Het politieke karakter van EBRD's mandaat is met name gebaseerd op Artikel 1 van de statuten (de zogenoemde Agreement Establishing the EBRD). Dat artikel stelt dat de Bank alleen activiteiten mag uitvoeren in lidstaten, die gecommitteerd zijn aan de uitgangspunten van meerpartijen-democratie, pluralisme en de markteconomie en die ook toepassing geven aan deze uitgangspunten.
In de eerste jaren was er in een aantal operatielanden het nodige aan te merken op de manier waarop men in deze landen omging met democratische beginselen en persvrijheid. Dat gold zeker voor een land als Wit-Rusland en een aantal landen in Centraal-Azië. Het compromis tussen de rekkelijken en de preciezen in deze kwestie was operatielanden te classificeren als landen op weg naar een meerpartijen-democratie ("countries on their way towards a multiparty democracy". Met deze formulering stond het politieke mandaat niet onmiddellijk in de weg voor de operationele activiteiten van de bank.
In het eerste decennium van de nieuwe eeuw ging de schoen van het politieke mandaat evenwel steeds meer wringen. Het antwoord van de bank en haar aandeelhouders was introductie van de zogenoemde calibrated approach bij het vormgeven van meerjarenprogramma's per land (Country Strategies). Deze calibrated approach hield in dat omvang en aard van het programma van de bank in het betreffende land werd afgestemd op de voortgang in de politieke en economische hervormingen in het land. Deze afstemming werd gedaan aan de hand van een aantal politieke en economische referentiepunten ("benchmarks"). Actieve beleidsdialoog met de betreffende autoriteiten en met het maatschappelijk middenveld in dat land was onderdeel van de approach.

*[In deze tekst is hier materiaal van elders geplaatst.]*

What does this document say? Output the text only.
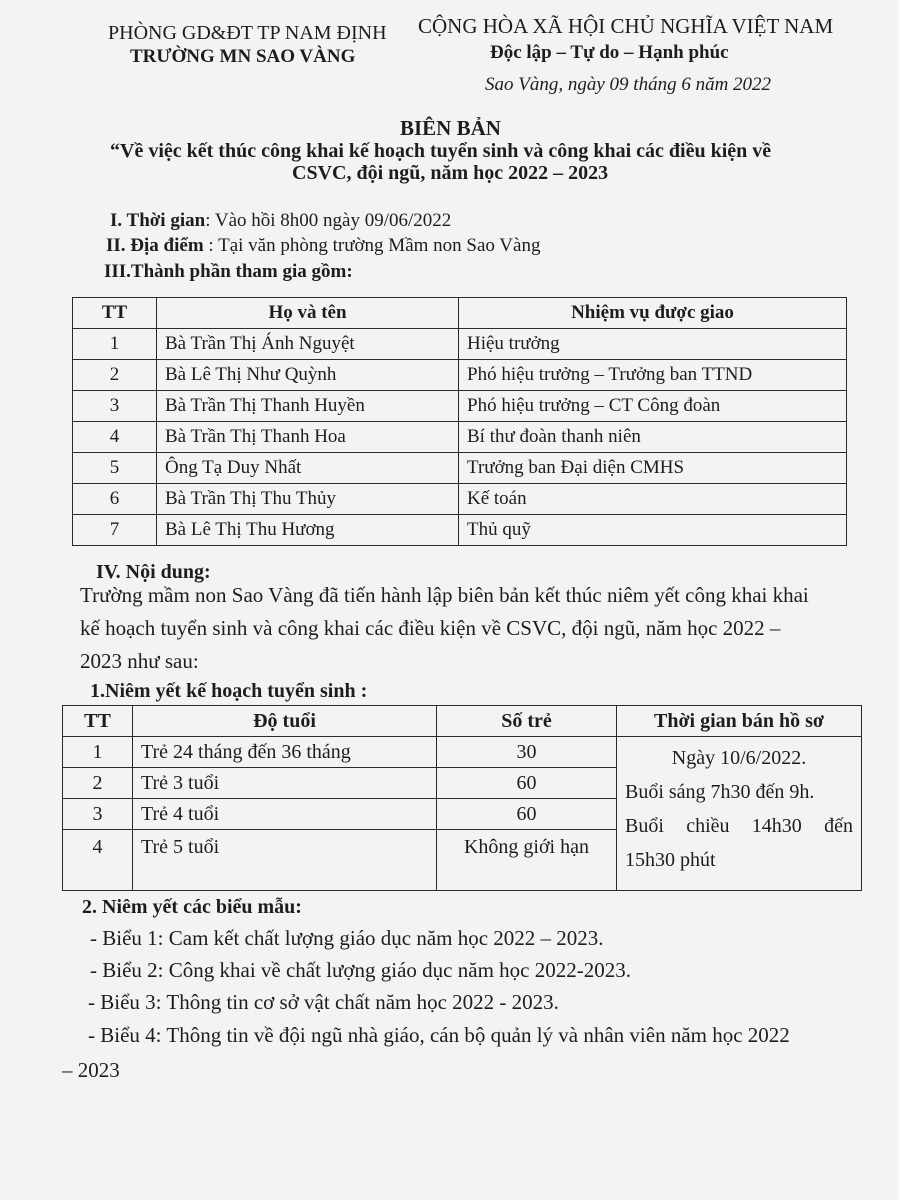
PHÒNG GD&ĐT TP NAM ĐỊNH
TRƯỜNG MN SAO VÀNG
CỘNG HÒA XÃ HỘI CHỦ NGHĨA VIỆT NAM
Độc lập – Tự do – Hạnh phúc
Sao Vàng, ngày 09 tháng 6 năm 2022
BIÊN BẢN
“Về việc kết thúc công khai kế hoạch tuyển sinh và công khai các điều kiện về
CSVC, đội ngũ, năm học 2022 – 2023
I. Thời gian: Vào hồi 8h00 ngày 09/06/2022
II. Địa điểm : Tại văn phòng trường Mầm non Sao Vàng
III.Thành phần tham gia gồm:
TT	Họ và tên	Nhiệm vụ được giao
1	Bà Trần Thị Ánh Nguyệt	Hiệu trưởng
2	Bà Lê Thị Như Quỳnh	Phó hiệu trưởng – Trưởng ban TTND
3	Bà Trần Thị Thanh Huyền	Phó hiệu trưởng – CT Công đoàn
4	Bà Trần Thị Thanh Hoa	Bí thư đoàn thanh niên
5	Ông Tạ Duy Nhất	Trưởng ban Đại diện CMHS
6	Bà Trần Thị Thu Thủy	Kế toán
7	Bà Lê Thị Thu Hương	Thủ quỹ
IV. Nội dung:
Trường mầm non Sao Vàng đã tiến hành lập biên bản kết thúc niêm yết công khai khai
kế hoạch tuyển sinh và công khai các điều kiện về CSVC, đội ngũ, năm học 2022 –
2023 như sau:
1.Niêm yết kế hoạch tuyển sinh :
TT	Độ tuổi	Số trẻ	Thời gian bán hồ sơ
1	Trẻ 24 tháng đến 36 tháng	30	Ngày 10/6/2022.
Buổi sáng 7h30 đến 9h.
Buổi chiều 14h30 đến
15h30 phút

2	Trẻ 3 tuổi	60	
3	Trẻ 4 tuổi	60	
4	Trẻ 5 tuổi	Không giới hạn	
2. Niêm yết các biểu mẫu:
- Biểu 1: Cam kết chất lượng giáo dục năm học 2022 – 2023.
- Biểu 2: Công khai về chất lượng giáo dục năm học 2022-2023.
- Biểu 3: Thông tin cơ sở vật chất năm học 2022 - 2023.
- Biểu 4: Thông tin về đội ngũ nhà giáo, cán bộ quản lý và nhân viên năm học 2022
– 2023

De calibrated approach is feitelijk toegepast m.b.t. twee landen, Wit-Rusland en Toerkmenistan. Voor een voorbeeld van toepassing van deze approach, zie de Country Strategy voor Wit-Rusland in 2009.
In het volgende decennium werd de behoefte aan specifiek formeel beleid m.b.t. toepassing van het politieke mandaat bij sommige aandeelhouders (zoals Nederland) steeds sterker. Dit leidde in 2013 tot formele goedkeuring door de Raad van Bewindvoerders van een actualisering van de procedures m.b.t. de Political Aspects of the Mandate of the EBRD. In dit beleidsstuk werden de factoren voor het beoordelen van voortgang in politieke hervormingen in een land expliciet vastgelegd . Deze factoren, toe te passen op alle operatielanden, werden gegroepeerd in vier categorieën:
- vrije verkiezingen en representatief bestuur
- maatschappelijk middenveld, media en partricipatie
- de rechtsstaat en toegang tot de rechtspraak
- burgerlijke en politieke rechten.
In 2018 volgde een verdere aanscherping van het beleid m.b.t. de zogeheten Compliance Statements met de politieke uitgangspunten van artikel 1. Deze Statements waren in de praktijk te simplistisch (wel of niet in compliance) om geloofwaardig te zijn. Het aangescherpte beleid laat verschillende grijstinten toe in de beoordeling per land. Op basis daarvan kiest de bank een more for more (of omgekeerd less for less) benadering in reactie op belangrijke verschuivingen in de politieke situatie in een land.
Het is in de loop der jaren steeds de opstelling van de Nederlandse regering geweest om actief invulling te geven aan het politieke mandaat van de EBRD. Wel werd deze opstelling als regel afgestemd met de andere EU lidstaten.